Le tangué d’un roi n’est pas le tangué d’une course de pirogue, ponctue Kum’a Ndumbe. «Il n’est pas simple, parce que c’est lui qui protège le roi dans ses déplacements, raconte-t-il. Lock Priso avait dit dès le départ qu’il ne veut pas être colonisé, et que même si on lui donne de l’argent, il ne signe pas. Malgré son refus, les Allemands avaient hissé le drapeau le 28 août 1884 sur le territoire. Dans une lettre adressée aux Allemands, il leur demande de descendre le drapeau. Devant le silence arrogant des Allemands, Lock Priso va enlever le drapeau. Un affront pour les Allemands, qui vont bombarder le palais royal de Lock Priso. J’ai trouvé des archives qui viennent des Etats-Unis. Quand ils viennent bombarder, ils ne trouvent personne, parce que l’alerte avait été lancée grâce aux tam-tams qu’on utilisait avant pour communiquer. Le Consul allemand va fouiller le palais à la recherche de trésors et de graphiques. Quand il ressort avec le Tangué, il dit : «Voici la proue princière de Lock Priso, mon butin le plus précieux. Il va aller à Munich».

Désintérêt de la presse africaine
Le Tangué est à Munich jusqu’aujourd’hui. Après 25 ans de lutte quasi individuelle, Munich trouve toujours des subterfuges pour contrecarrer les actions du Prince Kum’a Ndumbe III. Il se réjouit tout au moins parce que le débat sur la restitution des objets de culte africains enfle en Europe. Ce qui hélas, n’est pas encore le cas en Afrique, reconnaît Joerg Haentzschel. Journaliste allemand, il nous confie être en visite de travail dans des pays en Afrique, pour étudier l’opinion des Africains sur la question. «En Allemagne, on connait l’opinion des gens, mais j’étais frustré de ne pas savoir ce que pensent les Africains eux-mêmes sur le sujet. J’ai finalement décidé de visiter certains pays africains, et le Cameroun est idoine parce qu’il a été une colonie allemande. En Europe, on n’entend pas beaucoup de voix venant d’Afrique sur ce sujet. J’ai eu à interroger des personnes en Afrique mais elles ne m’ont jamais répondu.
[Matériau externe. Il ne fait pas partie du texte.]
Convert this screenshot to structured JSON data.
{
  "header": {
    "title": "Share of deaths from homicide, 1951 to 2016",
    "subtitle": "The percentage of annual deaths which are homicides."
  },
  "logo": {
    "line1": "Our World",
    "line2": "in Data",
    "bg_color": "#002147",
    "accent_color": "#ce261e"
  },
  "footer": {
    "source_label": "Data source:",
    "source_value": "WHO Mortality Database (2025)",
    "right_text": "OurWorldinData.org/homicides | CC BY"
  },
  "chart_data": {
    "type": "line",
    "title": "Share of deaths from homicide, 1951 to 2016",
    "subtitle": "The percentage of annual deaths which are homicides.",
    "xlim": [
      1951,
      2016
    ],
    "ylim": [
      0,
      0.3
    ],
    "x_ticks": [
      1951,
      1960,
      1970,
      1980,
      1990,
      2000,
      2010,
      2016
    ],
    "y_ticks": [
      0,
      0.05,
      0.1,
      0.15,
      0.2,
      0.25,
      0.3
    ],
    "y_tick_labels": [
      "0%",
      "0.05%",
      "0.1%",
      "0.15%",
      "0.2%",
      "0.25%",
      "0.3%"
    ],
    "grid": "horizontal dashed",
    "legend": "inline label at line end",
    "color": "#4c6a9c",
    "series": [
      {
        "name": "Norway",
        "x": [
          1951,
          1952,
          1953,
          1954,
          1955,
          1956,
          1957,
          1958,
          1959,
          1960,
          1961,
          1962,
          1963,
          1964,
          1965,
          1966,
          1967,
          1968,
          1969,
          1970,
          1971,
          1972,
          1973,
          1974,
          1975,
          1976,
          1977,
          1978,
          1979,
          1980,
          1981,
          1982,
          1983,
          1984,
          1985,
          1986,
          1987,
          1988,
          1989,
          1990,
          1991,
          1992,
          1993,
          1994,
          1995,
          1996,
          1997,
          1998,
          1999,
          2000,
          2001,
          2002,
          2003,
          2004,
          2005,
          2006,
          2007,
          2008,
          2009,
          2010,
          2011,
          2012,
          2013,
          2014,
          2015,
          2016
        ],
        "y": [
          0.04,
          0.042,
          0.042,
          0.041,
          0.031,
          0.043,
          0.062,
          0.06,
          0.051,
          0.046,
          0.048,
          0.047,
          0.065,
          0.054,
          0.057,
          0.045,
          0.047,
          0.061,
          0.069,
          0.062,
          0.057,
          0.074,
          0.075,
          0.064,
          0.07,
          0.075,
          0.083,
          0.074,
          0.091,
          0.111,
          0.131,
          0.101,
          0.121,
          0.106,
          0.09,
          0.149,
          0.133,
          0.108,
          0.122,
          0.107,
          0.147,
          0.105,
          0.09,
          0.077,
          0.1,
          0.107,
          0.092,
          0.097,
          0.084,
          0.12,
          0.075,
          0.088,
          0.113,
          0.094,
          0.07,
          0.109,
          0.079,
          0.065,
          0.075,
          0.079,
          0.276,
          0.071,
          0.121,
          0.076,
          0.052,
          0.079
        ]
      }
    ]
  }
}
C’est très difficile d’avoir des avis là-dessus pourtant je vous assure que le sujet fait des vagues en Allemagne», argue Joerg Haentzschel. En Allemagne, les opinions s’opposent. «Plusieurs personnes veulent la restitution aux Africains de leurs objets de culte, mais le Musée de Munich, comme a dit le Prince Kum’a Ndumbe, refuse, prétextant qu’il n’a pas la légitimité pour faire cette demande. Le fait est que le Musée ne veut absolument rien rendre même si le gouvernement allemand est beaucoup plus ouvert sur la question. Le prince n’est pas aidé dans son action parce que le gouvernement camerounais ne fait aucune réclamation. Ça conforte le Musée. Les universitaires, les médias camerounais, les artistes et les Africains devraient prendre au sérieux cette problématique.»
30.000 objets de culte et d’adoration volés en Afrique sont exposés au Musée des Cinq Continents à Munich. Le Tangué est le seul à être réclamé. C’est dire à quel point les Etats africains n’ont aucun intérêt pour cette affaire.
Valgadine TONGA
Réactions :
Noukeu Serge (Chef de service des musées du Minac) : «Plus de 80% de notre patrimoine est à l’extérieur»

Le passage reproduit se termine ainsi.